Хандриков думал: «Это шпионы Ценха». Водил их по зеленому саду.

Темно-бархатная, древесная зелень шумела о глубоком. И качались солнечные пятна на песке.

Когда же они уехали, передавали друг другу: «Хандриков безнадежен».

А он еще стоял в аллеях, беспокоясь о том, что пребывание его узнано.

А над ним раздавался темно-зеленый трепет и шум бархатной глубины: «Побудь со мной, побудь со мной!» И на песке испуганно метались солнечные пятна.

В те дни воздух был прозрачен, как лучистая лазурь. По вечерам вспыхивали зарницы, словно заоблачно-красные мечи, растекаясь по горизонту.

Хандриков заметил, что Орлов совсем особенный. Впечатление усиливалось, когда он смотрел на сутулые плечи старика.

Однажды, обернувшись невзначай, Орлов поймал недоумевающий синий взор Хандрикова, смотрящего на него из-за щелки парусины.

V

Они простились. Орлов пошел в освещенный дом. В доме окна будто светом улыбались. Хандриков прижался к улыбавшимся стеклам.

Орлов разговаривал с молодой женой. В зеркале отражалась его спина. Стенные часы как-то дико оскалились и забили отъездом.

Гулкие удары понеслись из сияющих окон, теперь они весело блистали, и весь дом улыбался насмешкой. Но Хандриков не обращал внимания на улыбки. Он глядел сквозь стекольные блики. Там, за стеклами, жестикулировали.

Из жестов Хандриков понял, что кто-то уезжает.

Долго стоял в нерешительности. Низкие, черные тучи тащились по небу.

Орлов ушел в соседнюю комнату. И часы били отъездом.

Ветер дул в спину Хандрикозу. Обдувал его бархатным песочком.

Откуда-то пронеслась струя холода. Свисающая полоса града быстро надвигалась с севера.

Беспокойный Хандриков, мучимый неведомым, тихо подкрался к двери, ведущей в комнату старого психиатра.

Прижался к замочной скважине.

Со свечой в руке и без сюртука Орлов укладывал чемодан. Собирался к поезду. Сердце упало у Хандрикова.

Тут скрипнула дверь и распахнулась. Полыхнуло желтое пламя. Ласковый голос, едва сдерживающий досаду, нарушил неловкое молчание: «Все-то вы, Хандриков, подсматриваете за мной».

Сидели у Орлова. Орлов говорил: «Идите-ка спать… Ну чего вы волнуетесь понапрасну: ехать мне надо, и по весьма серьезной причине. С вами ничего не случится».

Пламя свечи уморительно трепетало. Серебряные полоски обой — не полоски, а струйки воды — беззвучно стекали по серым стенам.

Затененный Орлов сел на чемодан. Теперь из мрака блистали стекла его очков.

Хандриков. «Я боюсь. Без вас нагрянет Ценх. Заставит меня отказаться от своих воззрений. Говорят — устроил против нас заговор».

Сверкнула молния. Гром зарокотал, но споткнулся.

Орлов. «Это ничего. Это только так кажется. А если это и правда, моя заграничная поездка расстроит все козни».

В окна застучали частые белые градины, и Орлов сказал, поворачиваясь: «Град». Повеяло холодком. Смолк.

Сидел, пригорюнившись.

Градины перестали стучать в окне. Засиял месяц.

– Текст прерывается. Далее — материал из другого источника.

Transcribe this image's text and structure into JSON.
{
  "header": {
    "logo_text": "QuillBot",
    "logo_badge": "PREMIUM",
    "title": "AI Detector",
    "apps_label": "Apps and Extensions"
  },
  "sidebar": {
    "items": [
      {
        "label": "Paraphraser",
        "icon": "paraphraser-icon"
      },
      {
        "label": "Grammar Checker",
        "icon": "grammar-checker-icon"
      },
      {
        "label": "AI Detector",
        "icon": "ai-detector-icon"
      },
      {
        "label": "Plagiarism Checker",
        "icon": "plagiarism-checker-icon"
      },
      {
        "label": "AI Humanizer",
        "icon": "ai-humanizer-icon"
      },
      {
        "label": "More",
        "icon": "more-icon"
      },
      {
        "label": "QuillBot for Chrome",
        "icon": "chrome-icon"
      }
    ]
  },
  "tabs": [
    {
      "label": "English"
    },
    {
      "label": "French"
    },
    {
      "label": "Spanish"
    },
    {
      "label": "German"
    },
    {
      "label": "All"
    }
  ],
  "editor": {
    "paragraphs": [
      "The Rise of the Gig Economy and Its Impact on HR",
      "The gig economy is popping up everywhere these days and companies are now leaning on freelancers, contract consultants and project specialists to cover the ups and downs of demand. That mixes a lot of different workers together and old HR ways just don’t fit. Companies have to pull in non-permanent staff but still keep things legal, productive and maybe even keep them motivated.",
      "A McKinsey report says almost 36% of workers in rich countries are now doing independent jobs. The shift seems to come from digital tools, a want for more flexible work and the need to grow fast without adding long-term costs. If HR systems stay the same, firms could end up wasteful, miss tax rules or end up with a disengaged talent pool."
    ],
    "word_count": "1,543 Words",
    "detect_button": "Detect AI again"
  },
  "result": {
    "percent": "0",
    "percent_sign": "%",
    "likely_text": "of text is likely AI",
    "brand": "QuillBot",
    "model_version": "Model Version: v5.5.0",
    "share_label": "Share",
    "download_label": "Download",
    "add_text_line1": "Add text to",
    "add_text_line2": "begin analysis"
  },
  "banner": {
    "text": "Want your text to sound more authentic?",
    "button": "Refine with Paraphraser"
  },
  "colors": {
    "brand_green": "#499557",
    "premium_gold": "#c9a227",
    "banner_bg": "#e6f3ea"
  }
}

Серебряные обои — не полоски, а струйки — беззвучно стекали откуда-то. Кто-то оглашал окрестность протяжным ревом.

Хандриков. «Иван Иванович, кто это ревет так протяжно, так грустно над полями? Где я слышал этот голос?»

Орлов. «Это почтовый поезд несется на север. Машинист производит известные манипуляции, в результате которых поезд начинает свистать. Идите спать, Хандриков. Вам вредно засиживаться».

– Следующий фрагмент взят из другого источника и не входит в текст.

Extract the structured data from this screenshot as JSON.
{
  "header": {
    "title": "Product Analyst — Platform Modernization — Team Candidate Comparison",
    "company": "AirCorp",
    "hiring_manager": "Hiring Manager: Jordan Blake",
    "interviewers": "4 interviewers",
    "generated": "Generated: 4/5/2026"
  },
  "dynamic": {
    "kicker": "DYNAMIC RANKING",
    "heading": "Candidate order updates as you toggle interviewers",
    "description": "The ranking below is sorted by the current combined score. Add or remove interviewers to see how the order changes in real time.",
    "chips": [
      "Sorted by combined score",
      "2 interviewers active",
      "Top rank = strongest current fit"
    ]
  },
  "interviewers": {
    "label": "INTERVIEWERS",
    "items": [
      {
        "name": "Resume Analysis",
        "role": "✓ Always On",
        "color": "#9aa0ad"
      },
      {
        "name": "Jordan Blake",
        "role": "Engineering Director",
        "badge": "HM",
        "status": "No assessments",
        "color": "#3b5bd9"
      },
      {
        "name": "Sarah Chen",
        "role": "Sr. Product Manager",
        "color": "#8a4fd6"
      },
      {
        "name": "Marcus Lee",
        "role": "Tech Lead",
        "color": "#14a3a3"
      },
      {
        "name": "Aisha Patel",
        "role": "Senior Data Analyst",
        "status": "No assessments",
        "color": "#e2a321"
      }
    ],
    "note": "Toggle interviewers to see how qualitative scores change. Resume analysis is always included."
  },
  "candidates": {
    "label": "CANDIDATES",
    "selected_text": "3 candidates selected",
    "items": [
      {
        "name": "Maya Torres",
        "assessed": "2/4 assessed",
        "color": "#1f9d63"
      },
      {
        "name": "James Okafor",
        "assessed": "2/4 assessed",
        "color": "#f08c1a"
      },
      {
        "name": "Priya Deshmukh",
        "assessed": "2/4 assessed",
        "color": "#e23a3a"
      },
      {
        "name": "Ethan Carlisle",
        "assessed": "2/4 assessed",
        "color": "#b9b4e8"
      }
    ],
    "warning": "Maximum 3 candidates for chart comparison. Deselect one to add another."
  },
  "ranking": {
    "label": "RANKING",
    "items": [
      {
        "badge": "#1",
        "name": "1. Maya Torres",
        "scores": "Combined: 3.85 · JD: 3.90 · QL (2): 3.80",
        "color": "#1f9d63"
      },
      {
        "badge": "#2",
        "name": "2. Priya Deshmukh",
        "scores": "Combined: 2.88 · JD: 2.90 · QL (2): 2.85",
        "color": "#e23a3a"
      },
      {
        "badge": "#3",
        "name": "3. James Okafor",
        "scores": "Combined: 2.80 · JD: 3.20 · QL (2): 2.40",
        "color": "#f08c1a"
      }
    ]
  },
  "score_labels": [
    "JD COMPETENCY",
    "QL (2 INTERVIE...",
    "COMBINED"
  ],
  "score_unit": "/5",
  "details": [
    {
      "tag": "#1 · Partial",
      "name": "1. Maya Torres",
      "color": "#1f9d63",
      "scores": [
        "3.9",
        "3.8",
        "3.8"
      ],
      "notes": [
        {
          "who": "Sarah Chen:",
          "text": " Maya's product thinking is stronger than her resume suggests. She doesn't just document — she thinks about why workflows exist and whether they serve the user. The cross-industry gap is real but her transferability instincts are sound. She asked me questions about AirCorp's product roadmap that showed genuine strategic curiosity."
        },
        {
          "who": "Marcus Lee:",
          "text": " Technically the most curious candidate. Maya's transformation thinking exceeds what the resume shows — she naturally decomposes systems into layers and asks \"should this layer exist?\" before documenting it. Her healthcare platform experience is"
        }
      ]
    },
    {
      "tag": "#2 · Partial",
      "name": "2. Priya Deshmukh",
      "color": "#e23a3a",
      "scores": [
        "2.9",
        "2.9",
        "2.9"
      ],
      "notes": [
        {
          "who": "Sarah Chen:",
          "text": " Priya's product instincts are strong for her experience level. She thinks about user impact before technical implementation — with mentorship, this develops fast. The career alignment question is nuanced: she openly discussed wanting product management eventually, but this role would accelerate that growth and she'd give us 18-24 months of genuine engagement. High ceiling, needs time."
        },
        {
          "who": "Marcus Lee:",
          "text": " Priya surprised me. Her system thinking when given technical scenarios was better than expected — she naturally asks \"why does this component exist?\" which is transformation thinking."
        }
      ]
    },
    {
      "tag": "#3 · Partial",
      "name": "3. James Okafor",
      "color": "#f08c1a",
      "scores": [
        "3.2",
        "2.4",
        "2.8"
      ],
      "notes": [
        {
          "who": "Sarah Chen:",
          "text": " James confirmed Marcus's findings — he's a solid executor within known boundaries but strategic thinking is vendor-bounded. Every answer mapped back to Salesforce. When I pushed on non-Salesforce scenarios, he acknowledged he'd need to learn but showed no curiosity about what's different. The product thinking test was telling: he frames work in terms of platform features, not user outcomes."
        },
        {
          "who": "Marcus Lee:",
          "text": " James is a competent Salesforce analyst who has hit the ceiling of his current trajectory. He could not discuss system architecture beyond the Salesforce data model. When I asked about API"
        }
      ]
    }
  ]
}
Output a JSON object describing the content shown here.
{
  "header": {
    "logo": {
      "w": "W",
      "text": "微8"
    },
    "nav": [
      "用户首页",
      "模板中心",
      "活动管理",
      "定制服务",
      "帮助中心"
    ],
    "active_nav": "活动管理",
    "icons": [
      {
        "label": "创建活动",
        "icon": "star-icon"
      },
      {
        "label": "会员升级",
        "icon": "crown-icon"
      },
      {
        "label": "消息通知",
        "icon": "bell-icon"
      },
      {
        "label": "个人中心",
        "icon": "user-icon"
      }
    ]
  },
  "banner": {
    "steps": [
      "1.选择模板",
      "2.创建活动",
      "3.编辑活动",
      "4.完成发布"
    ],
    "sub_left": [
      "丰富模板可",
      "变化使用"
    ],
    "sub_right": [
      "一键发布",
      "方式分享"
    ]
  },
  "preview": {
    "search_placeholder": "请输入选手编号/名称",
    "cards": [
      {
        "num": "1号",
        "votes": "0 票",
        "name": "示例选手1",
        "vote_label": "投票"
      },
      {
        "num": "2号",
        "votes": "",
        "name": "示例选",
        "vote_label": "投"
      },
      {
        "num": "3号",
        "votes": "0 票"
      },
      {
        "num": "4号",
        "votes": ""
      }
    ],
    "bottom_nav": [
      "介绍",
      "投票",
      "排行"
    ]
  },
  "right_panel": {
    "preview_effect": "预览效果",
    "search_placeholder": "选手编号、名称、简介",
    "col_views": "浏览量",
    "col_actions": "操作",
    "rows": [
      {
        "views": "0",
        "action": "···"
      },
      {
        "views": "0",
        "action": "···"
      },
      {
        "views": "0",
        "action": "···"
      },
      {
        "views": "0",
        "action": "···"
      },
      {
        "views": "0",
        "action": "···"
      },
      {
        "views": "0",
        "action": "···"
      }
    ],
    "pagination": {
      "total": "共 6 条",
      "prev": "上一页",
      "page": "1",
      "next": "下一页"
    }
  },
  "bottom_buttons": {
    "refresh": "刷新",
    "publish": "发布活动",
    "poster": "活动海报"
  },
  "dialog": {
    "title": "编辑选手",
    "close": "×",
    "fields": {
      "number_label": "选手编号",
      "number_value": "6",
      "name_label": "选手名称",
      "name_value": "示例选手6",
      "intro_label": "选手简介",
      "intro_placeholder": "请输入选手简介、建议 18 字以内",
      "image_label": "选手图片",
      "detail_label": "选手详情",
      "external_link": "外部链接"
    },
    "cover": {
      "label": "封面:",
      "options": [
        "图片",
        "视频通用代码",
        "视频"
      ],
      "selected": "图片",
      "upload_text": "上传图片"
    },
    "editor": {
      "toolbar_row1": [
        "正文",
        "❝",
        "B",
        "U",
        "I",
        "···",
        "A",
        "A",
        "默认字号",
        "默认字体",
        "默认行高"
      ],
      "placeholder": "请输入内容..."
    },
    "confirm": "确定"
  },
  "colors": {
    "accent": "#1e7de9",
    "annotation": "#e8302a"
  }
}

И когда Хандриков заметил: «Вы меня успокоили,

Иван Иванович», старик молча вынул папиросу из серебряного портсигара и, закурив, взял свечку, чтобы осветить путь Хандрикову.

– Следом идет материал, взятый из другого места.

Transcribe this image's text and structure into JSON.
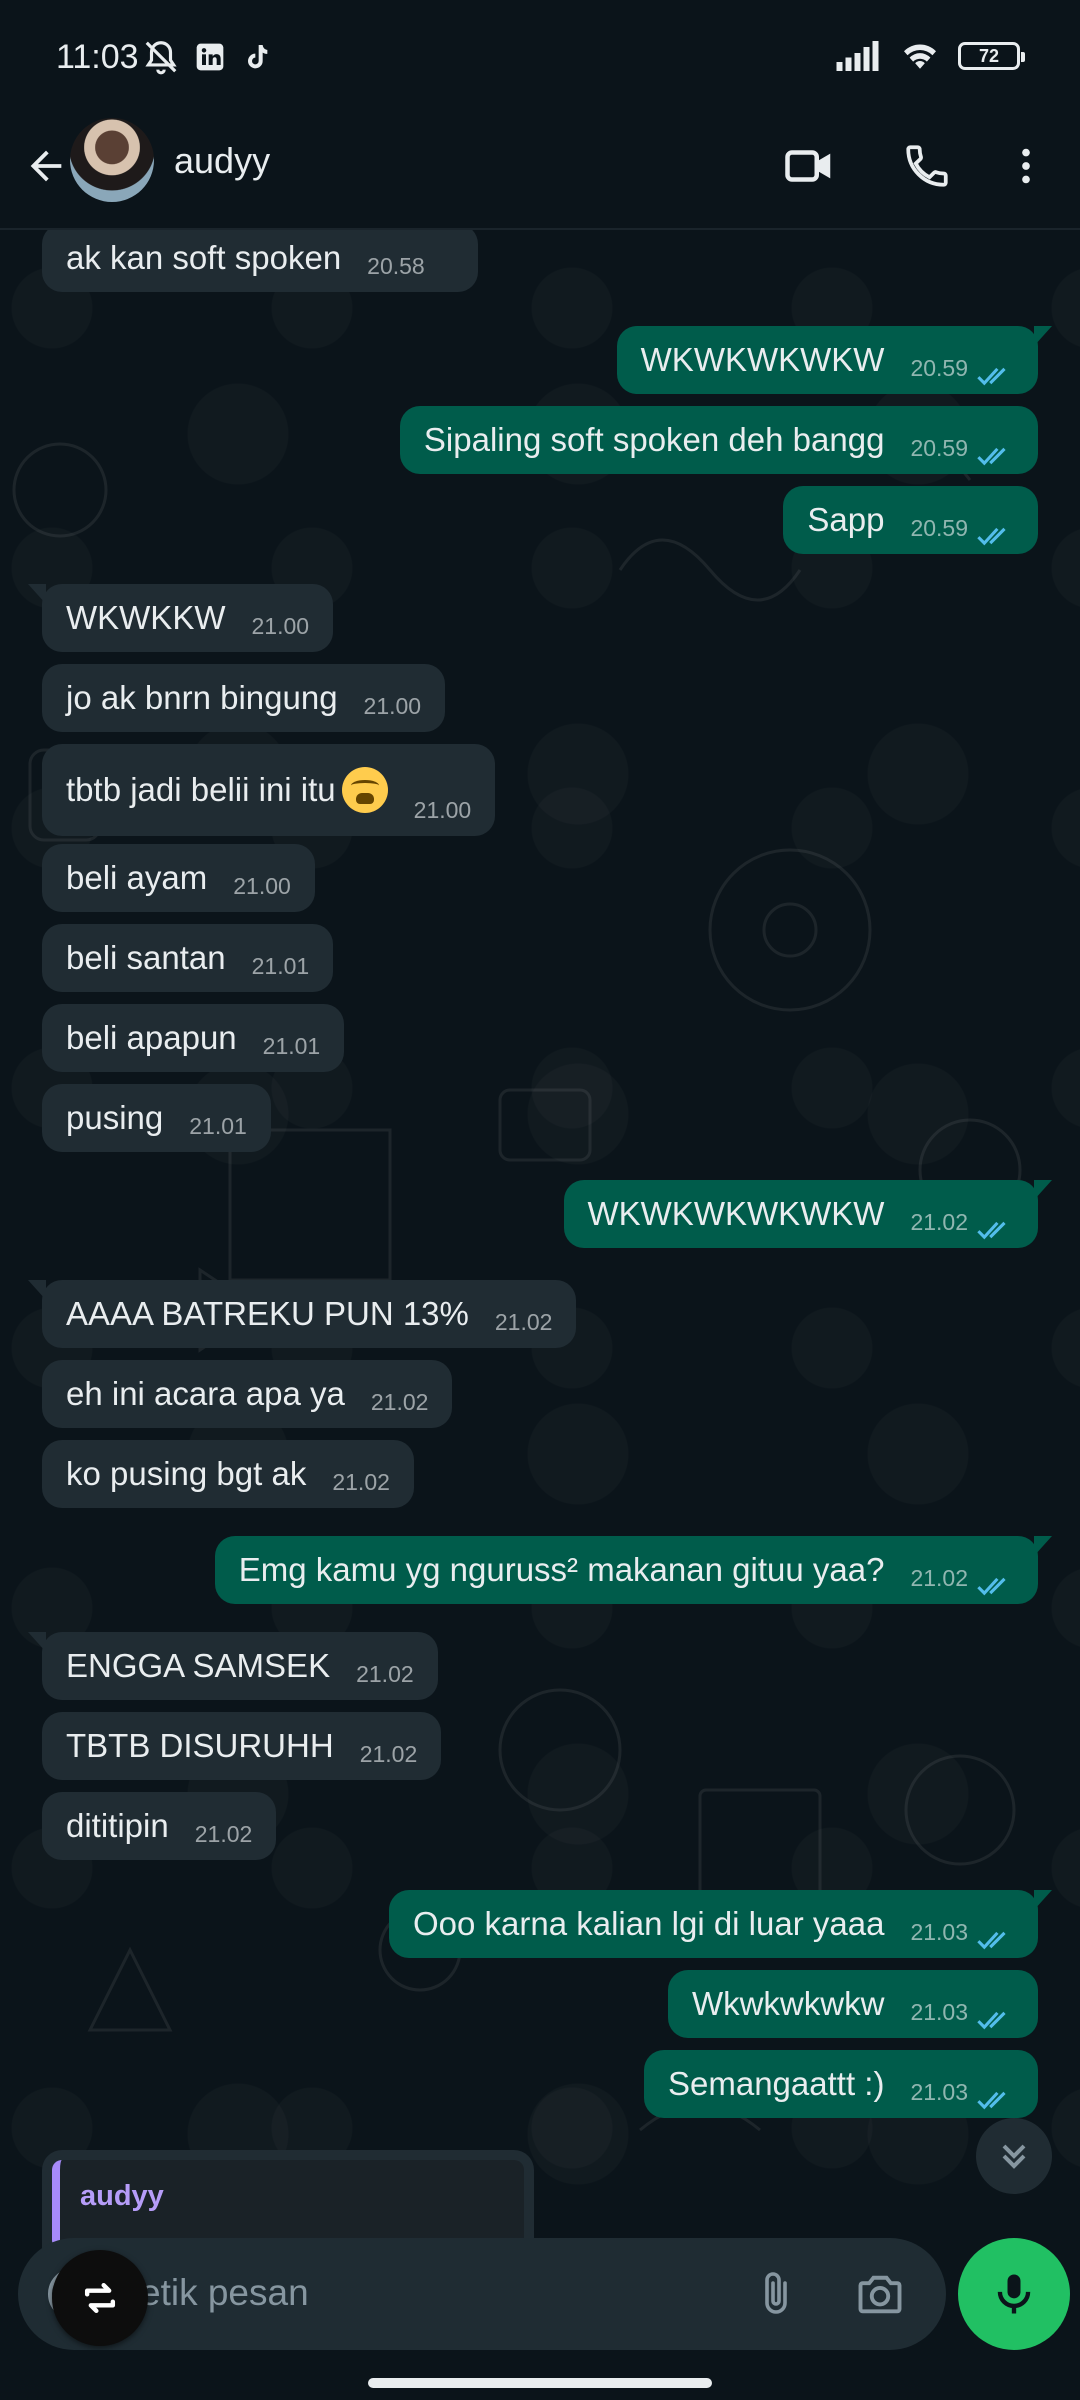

Вышел. Град окончился. Пронизывающий холод охватил его. Разразившаяся туча, протащившись из полярных стран, уходила на юг.

Туча была хмурая, черно-синяя. А над ней высилась цепь снежных шапок и острых, ледяных пиков. Это были воздушные ледники, предтечи будущих холодов.

Ослепительно сверкали они. Месяц — знакомый, вечерний приятель — разгуливал по фону небес, слегка бирюзовому, нежно-серому.